2 Bull Sharks Caught in Potomac River

Commercial fisherman John "Willy" Dean was plying the Potomac near Chesapeake Bay with his son and crew on Aug. 20 when he caught not one, but two eight-foot long bull sharks--nearly three years after he landed the first bull shark caught in the Potomac River in 37 years.

An article from the Washington Post says Dean caught the first of two sharks last Tuesday in a net near Maryland's Point Lookout State Park, though because sharks need a constant flow of water to breathe, it died before he and his crew pulled it aboard--but the men still erred on the side of caution.

"It was a good adrenaline rush, I would say," Greg Dean said of the first shark. "It was a little scary, but then at the same time, it was very exciting. We really just don't think at that point. We just keep pulling it in and try to see what it was."

Coincidentally, a Maryland Department of Natural Resources biologist was on board Dean's boat for a routine check, and identified the bull shark, a species that can tolerate fresh water. After dropping the biologist and shark off on shore, Dean returned to the water to collect the daily catch, but noted fish acting strange and swimming closer to shore than usual. That's when he and his crew saw a "big gray cloud" in the water, followed by a dorsal fin. They managed to net a second bull shark, alive.

"He can still snap his jaws, which he was still doing. We saw all those rows of teeth he had that were razor sharp," Greg Dean said. "This is one of the most deadliest creatures on Earth, and we had him just a few inches away from us." In fact, while the second shark was in the net, Dean said he watched it swallow a foot-long fish whole.
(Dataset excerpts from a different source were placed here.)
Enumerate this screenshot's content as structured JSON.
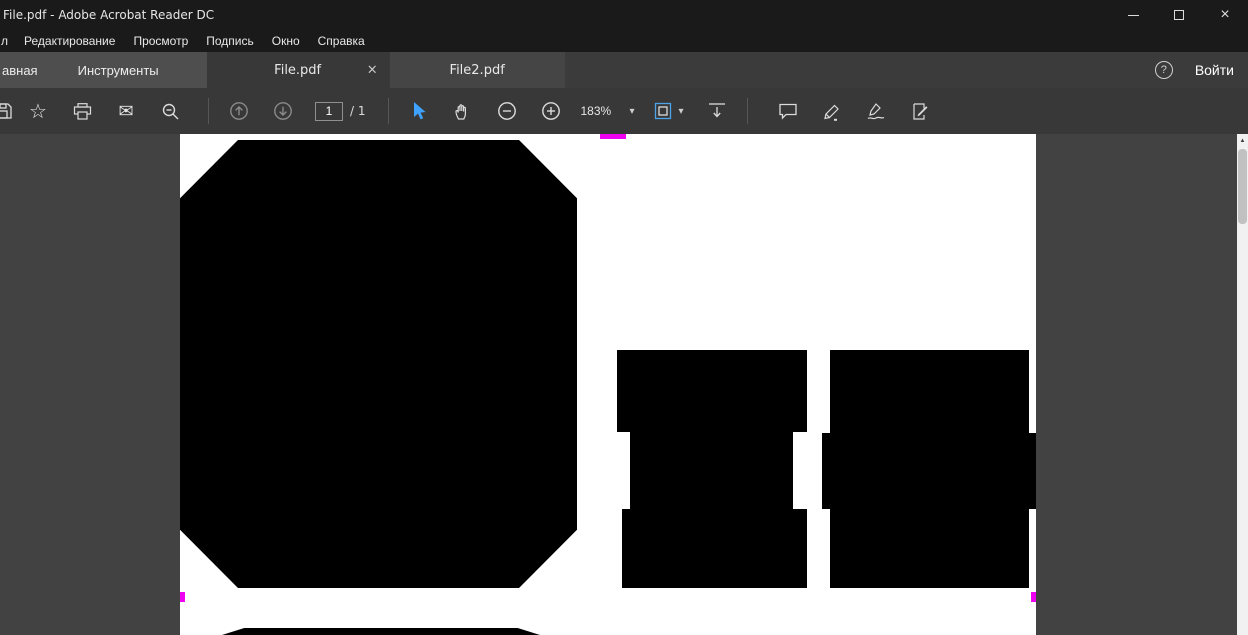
{
  "colors": {
    "accent_blue": "#3fa2ff",
    "page_fit_blue": "#4da3e8",
    "annotation_magenta": "#f000f0",
    "redaction_black": "#000000",
    "page_white": "#ffffff",
    "chrome_dark": "#1a1a1a",
    "toolbar_gray": "#383838"
  },
  "window": {
    "title": "File.pdf - Adobe Acrobat Reader DC"
  },
  "menubar": {
    "items": [
      "л",
      "Редактирование",
      "Просмотр",
      "Подпись",
      "Окно",
      "Справка"
    ]
  },
  "tabbar": {
    "home_label": "авная",
    "tools_label": "Инструменты",
    "doc_tabs": [
      {
        "label": "File.pdf"
      },
      {
        "label": "File2.pdf"
      }
    ],
    "help_glyph": "?",
    "sign_in_label": "Войти"
  },
  "toolbar": {
    "page_current": "1",
    "page_total_label": "/ 1",
    "zoom_level": "183%"
  },
  "icons": {
    "star": "☆",
    "envelope": "✉",
    "caret_down": "▾",
    "close": "×",
    "tab_close": "×",
    "scrollbar_up": "▲"
  }
}
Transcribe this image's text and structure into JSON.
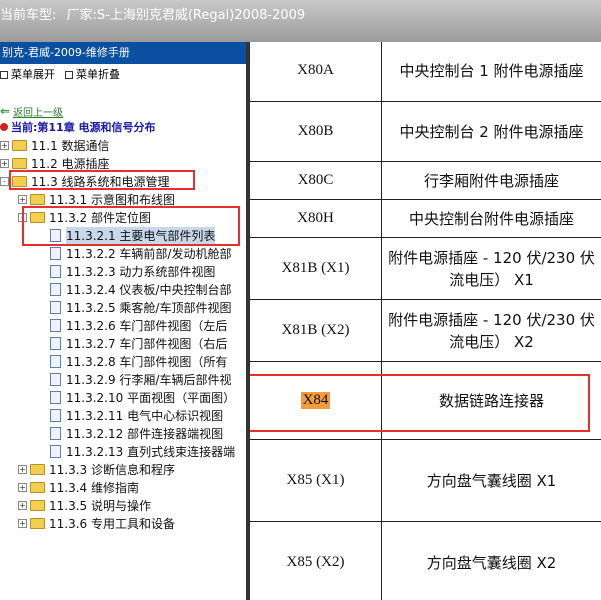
{
  "header": {
    "vehicle_label": "当前车型:",
    "vehicle_value": "厂家:S-上海别克君威(Regal)2008-2009"
  },
  "left_panel": {
    "title": "别克-君威-2009-维修手册",
    "tools": {
      "expand_label": "菜单展开",
      "collapse_label": "菜单折叠"
    },
    "back_label": "返回上一级",
    "current_label": "当前:第11章 电源和信号分布",
    "tree": [
      {
        "label": "11.1 数据通信",
        "type": "folder",
        "expander": "+",
        "level": 0
      },
      {
        "label": "11.2 电源插座",
        "type": "folder",
        "expander": "+",
        "level": 0
      },
      {
        "label": "11.3 线路系统和电源管理",
        "type": "folder",
        "expander": "-",
        "level": 0
      },
      {
        "label": "11.3.1 示意图和布线图",
        "type": "folder",
        "expander": "+",
        "level": 1
      },
      {
        "label": "11.3.2 部件定位图",
        "type": "folder",
        "expander": "-",
        "level": 1
      },
      {
        "label": "11.3.2.1 主要电气部件列表",
        "type": "doc",
        "level": 2,
        "selected": true
      },
      {
        "label": "11.3.2.2 车辆前部/发动机舱部",
        "type": "doc",
        "level": 2
      },
      {
        "label": "11.3.2.3 动力系统部件视图",
        "type": "doc",
        "level": 2
      },
      {
        "label": "11.3.2.4 仪表板/中央控制台部",
        "type": "doc",
        "level": 2
      },
      {
        "label": "11.3.2.5 乘客舱/车顶部件视图",
        "type": "doc",
        "level": 2
      },
      {
        "label": "11.3.2.6 车门部件视图（左后",
        "type": "doc",
        "level": 2
      },
      {
        "label": "11.3.2.7 车门部件视图（右后",
        "type": "doc",
        "level": 2
      },
      {
        "label": "11.3.2.8 车门部件视图（所有",
        "type": "doc",
        "level": 2
      },
      {
        "label": "11.3.2.9 行李厢/车辆后部件视",
        "type": "doc",
        "level": 2
      },
      {
        "label": "11.3.2.10 平面视图（平面图）",
        "type": "doc",
        "level": 2
      },
      {
        "label": "11.3.2.11 电气中心标识视图",
        "type": "doc",
        "level": 2
      },
      {
        "label": "11.3.2.12 部件连接器端视图",
        "type": "doc",
        "level": 2
      },
      {
        "label": "11.3.2.13 直列式线束连接器端",
        "type": "doc",
        "level": 2
      },
      {
        "label": "11.3.3 诊断信息和程序",
        "type": "folder",
        "expander": "+",
        "level": 1
      },
      {
        "label": "11.3.4 维修指南",
        "type": "folder",
        "expander": "+",
        "level": 1
      },
      {
        "label": "11.3.5 说明与操作",
        "type": "folder",
        "expander": "+",
        "level": 1
      },
      {
        "label": "11.3.6 专用工具和设备",
        "type": "folder",
        "expander": "+",
        "level": 1
      }
    ]
  },
  "table": {
    "rows": [
      {
        "code": "X80A",
        "desc": "中央控制台 1 附件电源插座"
      },
      {
        "code": "X80B",
        "desc": "中央控制台 2 附件电源插座"
      },
      {
        "code": "X80C",
        "desc": "行李厢附件电源插座"
      },
      {
        "code": "X80H",
        "desc": "中央控制台附件电源插座"
      },
      {
        "code": "X81B (X1)",
        "desc": "附件电源插座 - 120 伏/230 伏流电压） X1"
      },
      {
        "code": "X81B (X2)",
        "desc": "附件电源插座 - 120 伏/230 伏流电压） X2"
      },
      {
        "code": "X84",
        "desc": "数据链路连接器",
        "highlight": true
      },
      {
        "code": "X85 (X1)",
        "desc": "方向盘气囊线圈 X1"
      },
      {
        "code": "X85 (X2)",
        "desc": "方向盘气囊线圈 X2"
      }
    ]
  },
  "colors": {
    "highlight_border": "#e53030",
    "code_highlight": "#f39c3c",
    "panel_header": "#0a4fa0"
  }
}
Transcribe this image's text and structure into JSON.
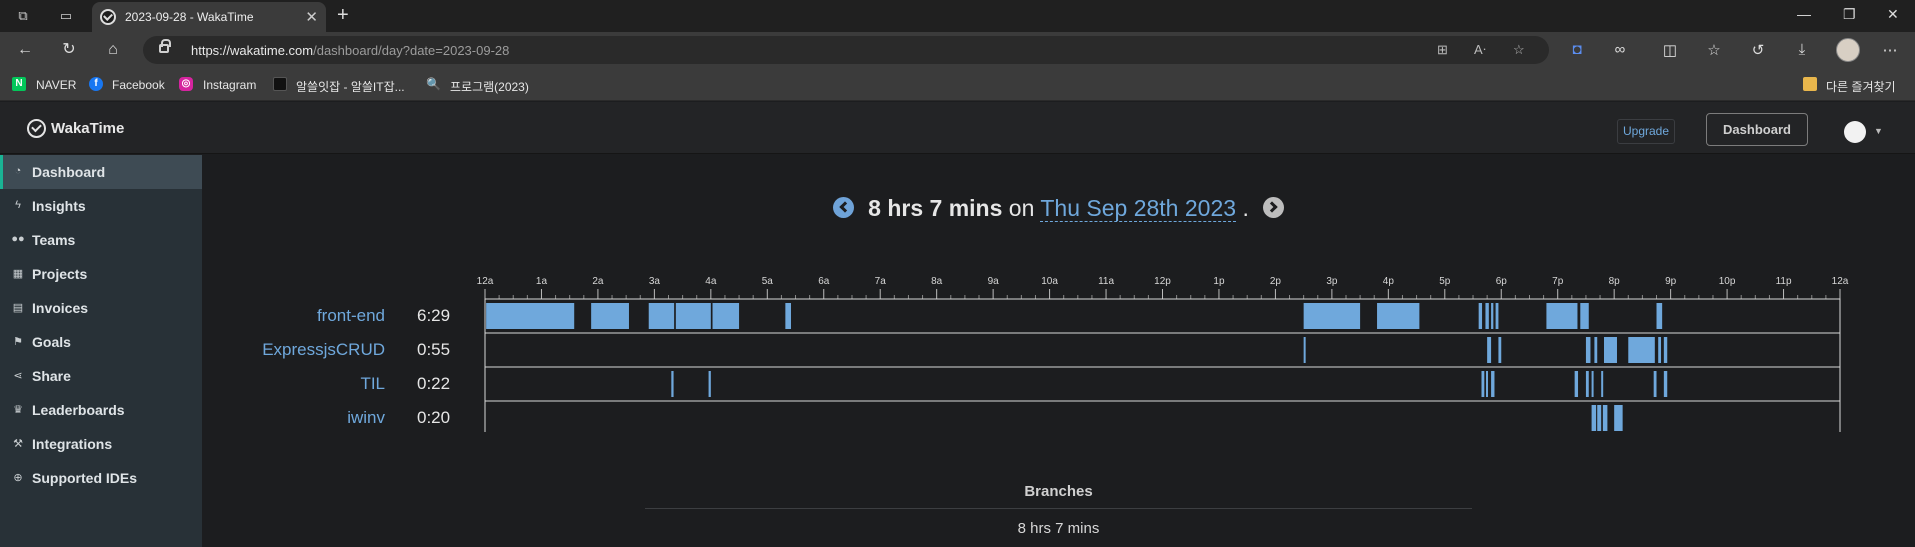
{
  "browser": {
    "tab_title": "2023-09-28 - WakaTime",
    "url_host": "https://wakatime.com",
    "url_path": "/dashboard/day?date=2023-09-28",
    "bookmarks": [
      {
        "label": "NAVER",
        "icon": "naver-icon",
        "color": "#03c75a"
      },
      {
        "label": "Facebook",
        "icon": "facebook-icon",
        "color": "#1877f2"
      },
      {
        "label": "Instagram",
        "icon": "instagram-icon",
        "color": "#d6249f"
      },
      {
        "label": "알쓸잇잡 - 알쓸IT잡...",
        "icon": "site-icon",
        "color": "#111111"
      },
      {
        "label": "프로그램(2023)",
        "icon": "search-icon",
        "color": "#cccccc"
      }
    ],
    "other_bookmarks": "다른 즐겨찾기"
  },
  "header": {
    "brand": "WakaTime",
    "upgrade_label": "Upgrade",
    "dashboard_label": "Dashboard"
  },
  "sidebar": {
    "items": [
      {
        "label": "Dashboard",
        "icon": "tachometer-icon",
        "active": true
      },
      {
        "label": "Insights",
        "icon": "bolt-icon"
      },
      {
        "label": "Teams",
        "icon": "users-icon"
      },
      {
        "label": "Projects",
        "icon": "grid-icon"
      },
      {
        "label": "Invoices",
        "icon": "file-icon"
      },
      {
        "label": "Goals",
        "icon": "flag-icon"
      },
      {
        "label": "Share",
        "icon": "share-icon"
      },
      {
        "label": "Leaderboards",
        "icon": "trophy-icon"
      },
      {
        "label": "Integrations",
        "icon": "wrench-icon"
      },
      {
        "label": "Supported IDEs",
        "icon": "plus-circle-icon"
      }
    ]
  },
  "day": {
    "total": "8 hrs 7 mins",
    "on": "on",
    "date_label": "Thu Sep 28th 2023",
    "period": "."
  },
  "colors": {
    "bar": "#6fa8dc",
    "accent": "#1ab394"
  },
  "chart_data": {
    "type": "timeline",
    "x_ticks": [
      "12a",
      "1a",
      "2a",
      "3a",
      "4a",
      "5a",
      "6a",
      "7a",
      "8a",
      "9a",
      "10a",
      "11a",
      "12p",
      "1p",
      "2p",
      "3p",
      "4p",
      "5p",
      "6p",
      "7p",
      "8p",
      "9p",
      "10p",
      "11p",
      "12a"
    ],
    "x_unit": "hour of day",
    "xlim": [
      0,
      24
    ],
    "series": [
      {
        "name": "front-end",
        "total": "6:29",
        "segments": [
          [
            0.02,
            1.58
          ],
          [
            1.88,
            2.55
          ],
          [
            2.9,
            3.35
          ],
          [
            3.38,
            4.0
          ],
          [
            4.03,
            4.5
          ],
          [
            5.32,
            5.42
          ],
          [
            14.5,
            15.5
          ],
          [
            15.8,
            16.55
          ],
          [
            17.6,
            17.66
          ],
          [
            17.72,
            17.78
          ],
          [
            17.82,
            17.86
          ],
          [
            17.9,
            17.95
          ],
          [
            18.8,
            19.35
          ],
          [
            19.4,
            19.55
          ],
          [
            20.75,
            20.85
          ]
        ]
      },
      {
        "name": "ExpressjsCRUD",
        "total": "0:55",
        "segments": [
          [
            14.5,
            14.52
          ],
          [
            17.75,
            17.82
          ],
          [
            17.95,
            18.0
          ],
          [
            19.5,
            19.58
          ],
          [
            19.65,
            19.7
          ],
          [
            19.82,
            20.05
          ],
          [
            20.25,
            20.72
          ],
          [
            20.78,
            20.83
          ],
          [
            20.88,
            20.94
          ]
        ]
      },
      {
        "name": "TIL",
        "total": "0:22",
        "segments": [
          [
            3.3,
            3.34
          ],
          [
            3.96,
            4.0
          ],
          [
            17.65,
            17.7
          ],
          [
            17.73,
            17.76
          ],
          [
            17.82,
            17.88
          ],
          [
            19.3,
            19.36
          ],
          [
            19.5,
            19.55
          ],
          [
            19.6,
            19.62
          ],
          [
            19.77,
            19.8
          ],
          [
            20.7,
            20.75
          ],
          [
            20.88,
            20.94
          ]
        ]
      },
      {
        "name": "iwinv",
        "total": "0:20",
        "segments": [
          [
            19.6,
            19.68
          ],
          [
            19.7,
            19.77
          ],
          [
            19.8,
            19.88
          ],
          [
            20.0,
            20.15
          ]
        ]
      }
    ]
  },
  "branches": {
    "title": "Branches",
    "total": "8 hrs 7 mins"
  }
}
On shore, John Dean and his crew put both sharks in a walk-in storage and plan to donate them to science after carving out some steaks, but pointed out people in the area should remain cautious.

"I look at it like this. They've been out there for a very, very long time. And I guess a lot of them are figuring out when the water gets a little bit warmer, they can go a lot closer to the shore to get their food instead of being way out in the deep," he said. "Everybody has their theories. That's mine."